Serverless Data Processing with AWS Step Functions — An Example
Building on the pros and cons of AWS Step Functions as evaluated by Nikola Milicic here, this article presents our working example of the conditional and potentially complex data pipelines that can be achieved serverlessly via AWS Step Functions and their integration with several AWS cloud products, such as AWS Lambda.
The Use Case
In this example use case, we are processing the customer reviews of a company which provides many products and services. The company wants to handle negative reviews quickly and appropriately, but does not have the resources to read each review.
By using an AWS Step Function in the data pipeline for customer reviews, each review can be categorised by metadata, sent to the appropriate sentiment analysis (implemented with AWS Comprehend), send out automatic notifications if negative feedback is detected, write relevant data to the review database, and appropriately handle errors at each stage of this process, all achieved serverlessly.
The State Machine
Step Functions allow us to define a state machine using Amazon States Language (ASL), which is essentially a JSON object that defines the available states of the state machine, as well as the connections between them.
AWS generates a flowchart from our ASL code, which allows us to better visualise the machine, as seen here:
AWS Automatically generates and updates your flowchart as you modify your state machine.
Additionally, each state machine execution provides a colour-coded flowchart of status and outcome, improving the visibility of failure points and paths taken through the machine. An example of this shown below.
The full ASL code is accessible from our GitHub repository, available here.
Contribute to servian/aws-step-function-example development by creating an account on GitHub.github.com
We can use a Lambda function to trigger the state-machine and pass through the file details, upon its landing in the S3 bucket. In our example, we trigger the Lambda function each time a CSV file is dropped in the /reviews folder of our S3 bucket, which in turn triggers the Step Function.

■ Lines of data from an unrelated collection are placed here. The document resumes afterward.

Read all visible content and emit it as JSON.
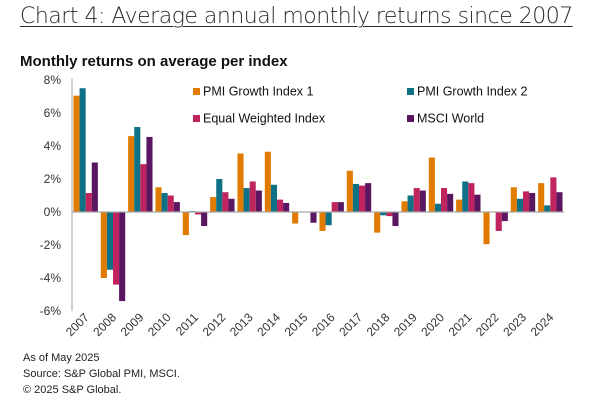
{
  "header": {
    "title": "Chart 4: Average annual monthly returns since 2007",
    "subtitle": "Monthly returns on average per index"
  },
  "footer": {
    "as_of": "As of May 2025",
    "source": "Source: S&P Global PMI, MSCI.",
    "copyright": "© 2025 S&P Global."
  },
  "chart_data": {
    "type": "bar",
    "title": "Monthly returns on average per index",
    "xlabel": "",
    "ylabel": "",
    "ylim": [
      -6,
      8
    ],
    "yticks": [
      8,
      6,
      4,
      2,
      0,
      -2,
      -4,
      -6
    ],
    "ytick_labels": [
      "8%",
      "6%",
      "4%",
      "2%",
      "0%",
      "-2%",
      "-4%",
      "-6%"
    ],
    "grid": false,
    "legend_position": "top-right",
    "categories": [
      "2007",
      "2008",
      "2009",
      "2010",
      "2011",
      "2012",
      "2013",
      "2014",
      "2015",
      "2016",
      "2017",
      "2018",
      "2019",
      "2020",
      "2021",
      "2022",
      "2023",
      "2024"
    ],
    "series": [
      {
        "name": "PMI Growth Index 1",
        "color": "#E07B00",
        "values": [
          7.05,
          -4.0,
          4.6,
          1.5,
          -1.4,
          0.9,
          3.55,
          3.65,
          -0.7,
          -1.15,
          2.5,
          -1.25,
          0.65,
          3.3,
          0.75,
          -1.95,
          1.5,
          1.75
        ]
      },
      {
        "name": "PMI Growth Index 2",
        "color": "#0E7186",
        "values": [
          7.5,
          -3.5,
          5.15,
          1.15,
          0.05,
          2.0,
          1.45,
          1.65,
          0.0,
          -0.8,
          1.7,
          -0.2,
          1.0,
          0.5,
          1.85,
          0.0,
          0.8,
          0.4
        ]
      },
      {
        "name": "Equal Weighted Index",
        "color": "#C0245E",
        "values": [
          1.15,
          -4.4,
          2.9,
          1.0,
          -0.15,
          1.2,
          1.85,
          0.75,
          0.0,
          0.6,
          1.6,
          -0.25,
          1.45,
          1.45,
          1.75,
          -1.15,
          1.25,
          2.1
        ]
      },
      {
        "name": "MSCI World",
        "color": "#5A1660",
        "values": [
          3.0,
          -5.4,
          4.55,
          0.6,
          -0.85,
          0.8,
          1.3,
          0.55,
          -0.65,
          0.6,
          1.75,
          -0.85,
          1.3,
          1.1,
          1.05,
          -0.55,
          1.15,
          1.2
        ]
      }
    ]
  }
}
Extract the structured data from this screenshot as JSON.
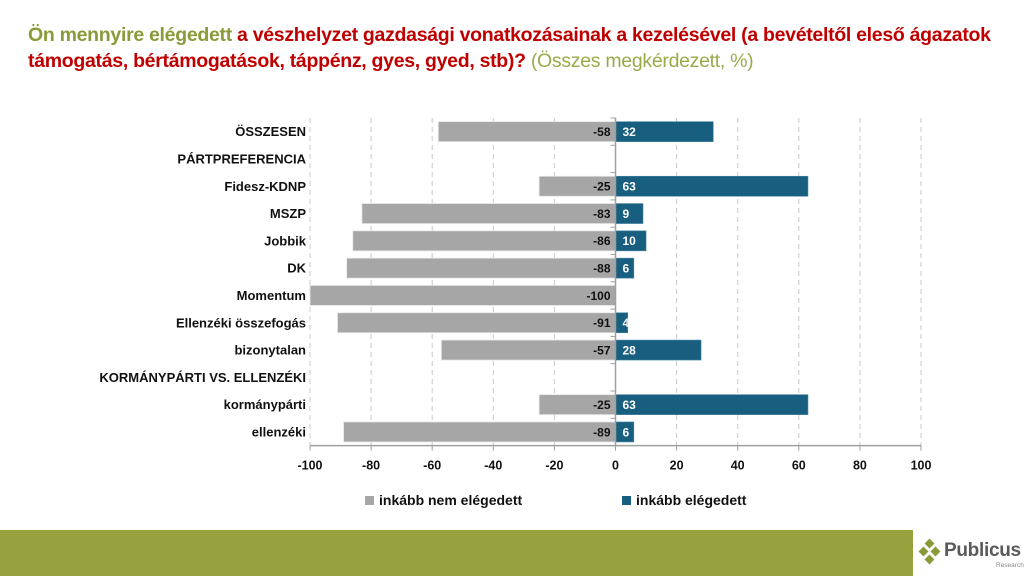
{
  "title": {
    "part1_green": "Ön mennyire elégedett",
    "part2_red": " a vészhelyzet gazdasági vonatkozásainak a kezelésével (a bevételtől eleső ágazatok támogatás, bértámogatások, táppénz, gyes, gyed, stb)?",
    "part3_sub": " (Összes megkérdezett, %)"
  },
  "chart_data": {
    "type": "bar",
    "orientation": "horizontal-diverging",
    "title": "Ön mennyire elégedett a vészhelyzet gazdasági vonatkozásainak a kezelésével (a bevételtől eleső ágazatok támogatás, bértámogatások, táppénz, gyes, gyed, stb)? (Összes megkérdezett, %)",
    "xlabel": "",
    "ylabel": "",
    "xlim": [
      -100,
      100
    ],
    "xticks": [
      -100,
      -80,
      -60,
      -40,
      -20,
      0,
      20,
      40,
      60,
      80,
      100
    ],
    "grid": "vertical dashed",
    "legend_position": "bottom",
    "categories": [
      "ÖSSZESEN",
      "PÁRTPREFERENCIA",
      "Fidesz-KDNP",
      "MSZP",
      "Jobbik",
      "DK",
      "Momentum",
      "Ellenzéki összefogás",
      "bizonytalan",
      "KORMÁNYPÁRTI VS. ELLENZÉKI",
      "kormánypárti",
      "ellenzéki"
    ],
    "series": [
      {
        "name": "inkább nem elégedett",
        "color": "#a6a6a6",
        "values": [
          -58,
          null,
          -25,
          -83,
          -86,
          -88,
          -100,
          -91,
          -57,
          null,
          -25,
          -89
        ]
      },
      {
        "name": "inkább elégedett",
        "color": "#175e7f",
        "values": [
          32,
          null,
          63,
          9,
          10,
          6,
          0,
          4,
          28,
          null,
          63,
          6
        ]
      }
    ]
  },
  "legend": [
    {
      "label": "inkább nem elégedett",
      "color": "#a6a6a6"
    },
    {
      "label": "inkább elégedett",
      "color": "#175e7f"
    }
  ],
  "logo": {
    "name": "Publicus",
    "sub": "Research"
  },
  "colors": {
    "footer": "#97a13e",
    "title_green": "#8a9a38",
    "title_red": "#c00000"
  }
}
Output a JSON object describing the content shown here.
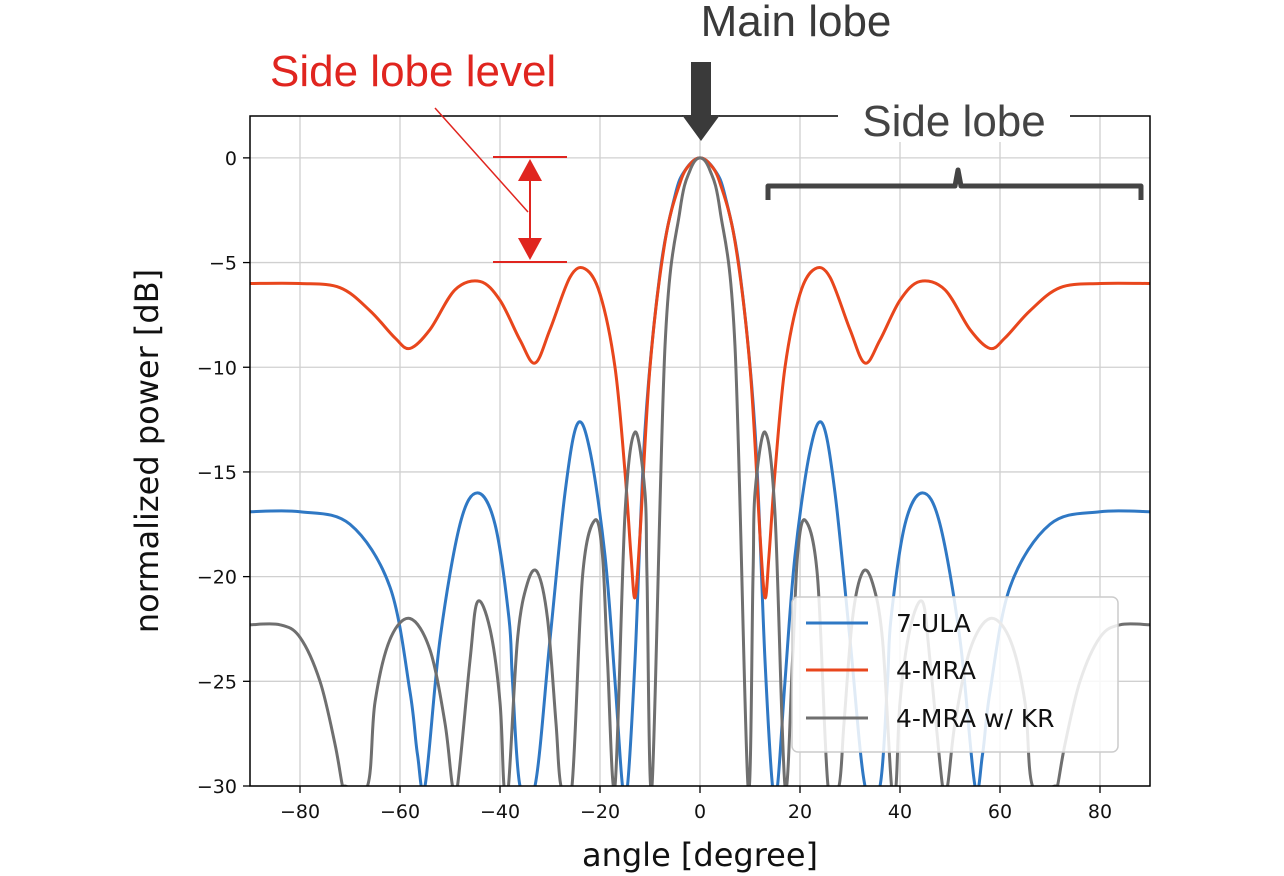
{
  "chart_data": {
    "type": "line",
    "title": "",
    "xlabel": "angle [degree]",
    "ylabel": "normalized power [dB]",
    "xlim": [
      -90,
      90
    ],
    "ylim": [
      -30,
      2
    ],
    "x_ticks": [
      -80,
      -60,
      -40,
      -20,
      0,
      20,
      40,
      60,
      80
    ],
    "x_tick_labels": [
      "−80",
      "−60",
      "−40",
      "−20",
      "0",
      "20",
      "40",
      "60",
      "80"
    ],
    "y_ticks": [
      0,
      -5,
      -10,
      -15,
      -20,
      -25,
      -30
    ],
    "y_tick_labels": [
      "0",
      "−5",
      "−10",
      "−15",
      "−20",
      "−25",
      "−30"
    ],
    "grid": true,
    "legend_position": "lower-right",
    "series": [
      {
        "name": "7-ULA",
        "color": "#2f78c4",
        "x": [
          -90,
          -80,
          -70,
          -62,
          -58,
          -56.5,
          -55,
          -52,
          -48,
          -44.5,
          -41,
          -38.2,
          -37.5,
          -36,
          -33,
          -30,
          -27,
          -24.5,
          -22,
          -19,
          -17,
          -15.5,
          -14.5,
          -13,
          -11,
          -8,
          -5,
          -3,
          0,
          3,
          5,
          8,
          11,
          13,
          14.5,
          15.5,
          17,
          19,
          22,
          24.5,
          27,
          30,
          33,
          36,
          37.5,
          38.2,
          41,
          44.5,
          48,
          52,
          55,
          56.5,
          58,
          62,
          70,
          80,
          90
        ],
        "y": [
          -16.9,
          -16.9,
          -17.5,
          -20.5,
          -25.5,
          -28.5,
          -30,
          -23,
          -17.5,
          -16,
          -17.5,
          -22,
          -25,
          -30,
          -30,
          -23,
          -16,
          -12.7,
          -14,
          -19,
          -25,
          -30,
          -30,
          -24,
          -13,
          -5.5,
          -1.8,
          -0.6,
          0,
          -0.6,
          -1.8,
          -5.5,
          -13,
          -24,
          -30,
          -30,
          -25,
          -19,
          -14,
          -12.7,
          -16,
          -23,
          -30,
          -30,
          -25,
          -22,
          -17.5,
          -16,
          -17.5,
          -23,
          -30,
          -28.5,
          -25.5,
          -20.5,
          -17.5,
          -16.9,
          -16.9
        ]
      },
      {
        "name": "4-MRA",
        "color": "#e8461c",
        "x": [
          -90,
          -80,
          -72,
          -66,
          -61,
          -58,
          -54,
          -49,
          -44,
          -40,
          -36,
          -33,
          -30,
          -26,
          -23,
          -20,
          -17,
          -15,
          -13.8,
          -13,
          -12,
          -10,
          -7,
          -4,
          -2,
          0,
          2,
          4,
          7,
          10,
          12,
          13,
          13.8,
          15,
          17,
          20,
          23,
          26,
          30,
          33,
          36,
          40,
          44,
          49,
          54,
          58,
          61,
          66,
          72,
          80,
          90
        ],
        "y": [
          -6,
          -6,
          -6.2,
          -7.3,
          -8.6,
          -9.1,
          -8.2,
          -6.3,
          -5.9,
          -6.8,
          -8.7,
          -9.8,
          -8.2,
          -5.7,
          -5.3,
          -6.5,
          -10,
          -15,
          -19,
          -21,
          -18,
          -10,
          -4,
          -1.2,
          -0.3,
          0,
          -0.3,
          -1.2,
          -4,
          -10,
          -18,
          -21,
          -19,
          -15,
          -10,
          -6.5,
          -5.3,
          -5.7,
          -8.2,
          -9.8,
          -8.7,
          -6.8,
          -5.9,
          -6.3,
          -8.2,
          -9.1,
          -8.6,
          -7.3,
          -6.2,
          -6,
          -6
        ]
      },
      {
        "name": "4-MRA w/ KR",
        "color": "#6f6f6f",
        "x": [
          -90,
          -84,
          -80,
          -76,
          -73,
          -71.5,
          -71,
          -66.5,
          -65,
          -62,
          -58,
          -54,
          -51,
          -49.5,
          -48.5,
          -46,
          -44.5,
          -42,
          -40,
          -39.2,
          -38.3,
          -36.5,
          -34.5,
          -32.5,
          -30.5,
          -28.8,
          -27.8,
          -25.6,
          -23.5,
          -21,
          -19.5,
          -18.5,
          -17,
          -15,
          -13,
          -11,
          -10.6,
          -9.6,
          -7,
          -4,
          -2,
          0,
          2,
          4,
          7,
          9.6,
          10.6,
          11,
          13,
          15,
          17,
          18.5,
          19.5,
          21,
          23.5,
          25.6,
          27.8,
          28.8,
          30.5,
          32.5,
          34.5,
          36.5,
          38.3,
          39.2,
          40,
          42,
          44.5,
          46,
          48.5,
          49.5,
          51,
          54,
          58,
          62,
          65,
          66.5,
          71,
          71.5,
          73,
          76,
          80,
          84,
          90
        ],
        "y": [
          -22.3,
          -22.3,
          -22.9,
          -25,
          -28,
          -30,
          -30,
          -30,
          -26,
          -23,
          -22,
          -23.5,
          -27,
          -30,
          -30,
          -24,
          -21.2,
          -22.5,
          -26,
          -30,
          -30,
          -23,
          -20.3,
          -19.8,
          -22,
          -27,
          -30,
          -30,
          -20,
          -17.3,
          -19,
          -24,
          -30,
          -17,
          -13.1,
          -16,
          -20,
          -30,
          -9,
          -2.5,
          -0.6,
          0,
          -0.6,
          -2.5,
          -9,
          -30,
          -20,
          -16,
          -13.1,
          -17,
          -30,
          -24,
          -19,
          -17.3,
          -20,
          -30,
          -30,
          -27,
          -22,
          -19.8,
          -20.3,
          -23,
          -30,
          -30,
          -26,
          -22.5,
          -21.2,
          -24,
          -30,
          -30,
          -27,
          -23.5,
          -22,
          -23,
          -26,
          -30,
          -30,
          -30,
          -28,
          -25,
          -22.9,
          -22.3,
          -22.3
        ]
      }
    ],
    "annotations": {
      "main_lobe": "Main lobe",
      "side_lobe_level": "Side lobe level",
      "side_lobe": "Side lobe",
      "main_lobe_color": "#3a3a3a",
      "side_lobe_level_color": "#e0251f",
      "side_lobe_color": "#444444"
    }
  }
}
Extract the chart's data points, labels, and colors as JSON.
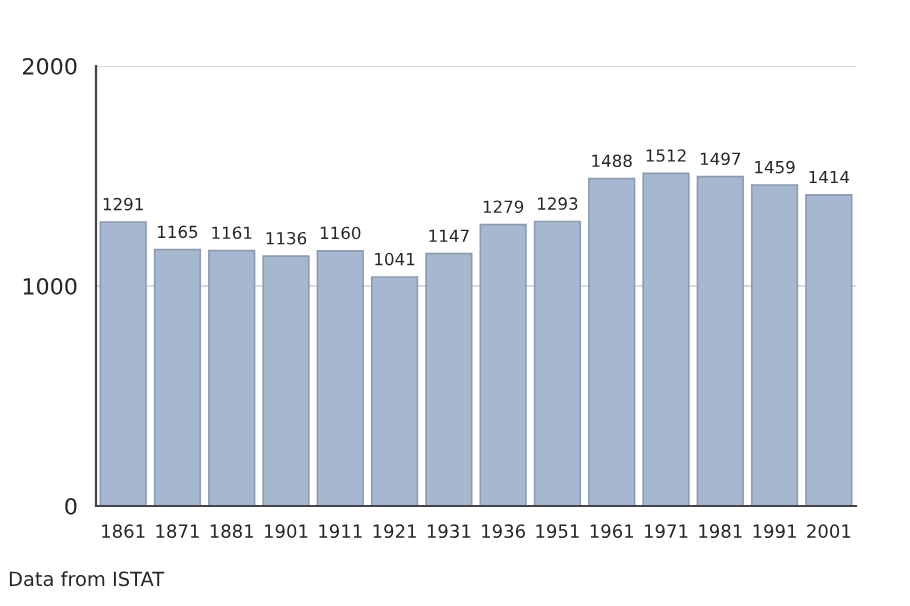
{
  "chart_data": {
    "type": "bar",
    "categories": [
      "1861",
      "1871",
      "1881",
      "1901",
      "1911",
      "1921",
      "1931",
      "1936",
      "1951",
      "1961",
      "1971",
      "1981",
      "1991",
      "2001"
    ],
    "values": [
      1291,
      1165,
      1161,
      1136,
      1160,
      1041,
      1147,
      1279,
      1293,
      1488,
      1512,
      1497,
      1459,
      1414
    ],
    "color": "#a5b8d0",
    "ylim": [
      0,
      2000
    ],
    "yticks": [
      0,
      1000,
      2000
    ],
    "grid": "y",
    "data_labels": true,
    "annotations": [
      "Data from ISTAT"
    ]
  }
}
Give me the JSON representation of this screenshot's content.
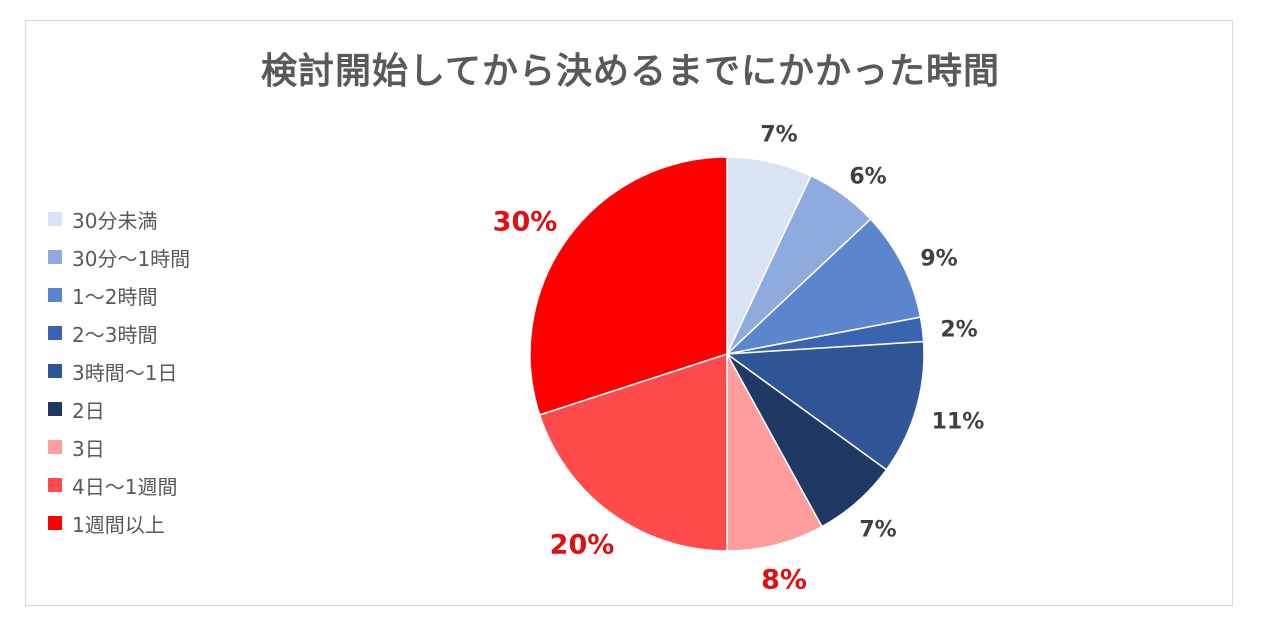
{
  "chart_data": {
    "type": "pie",
    "title": "検討開始してから決めるまでにかかった時間",
    "legend_position": "left",
    "slices": [
      {
        "name": "30分未満",
        "value": 7,
        "label": "7%",
        "color": "#dae3f3",
        "label_color": "#404040"
      },
      {
        "name": "30分〜1時間",
        "value": 6,
        "label": "6%",
        "color": "#8faadc",
        "label_color": "#404040"
      },
      {
        "name": "1〜2時間",
        "value": 9,
        "label": "9%",
        "color": "#5b85cc",
        "label_color": "#404040"
      },
      {
        "name": "2〜3時間",
        "value": 2,
        "label": "2%",
        "color": "#3a63b2",
        "label_color": "#404040"
      },
      {
        "name": "3時間〜1日",
        "value": 11,
        "label": "11%",
        "color": "#2f5597",
        "label_color": "#404040"
      },
      {
        "name": "2日",
        "value": 7,
        "label": "7%",
        "color": "#203864",
        "label_color": "#404040"
      },
      {
        "name": "3日",
        "value": 8,
        "label": "8%",
        "color": "#ff9d9d",
        "label_color": "#e01010"
      },
      {
        "name": "4日〜1週間",
        "value": 20,
        "label": "20%",
        "color": "#ff4b4b",
        "label_color": "#e01010"
      },
      {
        "name": "1週間以上",
        "value": 30,
        "label": "30%",
        "color": "#ff0000",
        "label_color": "#e01010"
      }
    ]
  }
}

Step machines can also be triggered using other trigger conditions and other methods. For example, periodic triggers can be set using Amazon CloudWatch Events rules.
Reading the Input
In our example, reviews are submitted as single-line CSV files with parameter headers. However, this implementation could easily be extended to other input data formats, perhaps utilising alternative storage solutions from AWS, such as Kinesis Streams or SQS.
The Lambda function below reads the input file and outputs its data.
Product or Service?
Our company wants the capability to address reviews differently based on whether the review is for a product or service. To implement this functionality we use a “Choice” block of the Step Function.
More complex use cases could employ multiple branching classifications, or even complex ML models for classification, stored in S3 and evaluated using Lambda functions.
We perform sentiment analysis on the review data, returning ‘POSITIVE’, ‘NEGATIVE’, or ‘NEUTRAL’. Calling Amazon Comprehend in a Lambda function, we can achieve this with not much more than one line of code:
A more detailed implementation could use other features of Amazon Comprehend to further delineate the review procedure, perhaps by detecting entities or named entities in the customer’s review to determine the most appropriate company department or staff member to alert.
Positive or Negative?
As our use case is focused on handling negative reviews, our pipeline only sends a notification via SNS if the result of the sentiment analysis is “NEGATIVE”. This is implemented using a second “Choice” block in the state machine:
Using a choice block allows easy and transparent error handling, as indicated by the default choice states of SentimentFail (unexpected result from sentiment analysis) and CategorisationFail (unable to categorise the input).
In our example, a notification is sent to the company via email whenever a negative review is placed. Using AWS’s Simple Notification Service (SNS), this is achieved in a single Lambda function call. Additionally, the message contains dynamic information depending on the details of the data being processed.
Writing results to the Database
Whether the result from the sentiment analysis is positive or negative, we want to store the results in a database for future reference. In our example, we use a short Lambda function to write to the database and pass input variables through to the output.
AWS’s DynamoDB is well-integrated into both Step Functions and Lambda, meaning that similar functionality can also be achieved directly through AWS Step Functions.
Using AWS Step Functions and Lambda, we have demonstrated how a serverless data pipeline can be achieved with only a handful of code, with a relatively high complexity ceiling, in-built scaling and parallelisation, and integration with many diverse AWS products. The above example is only a toy example for demonstration purposes, but hopefully it will serve as inspiration for other ideas which can now be achieved serverlessly.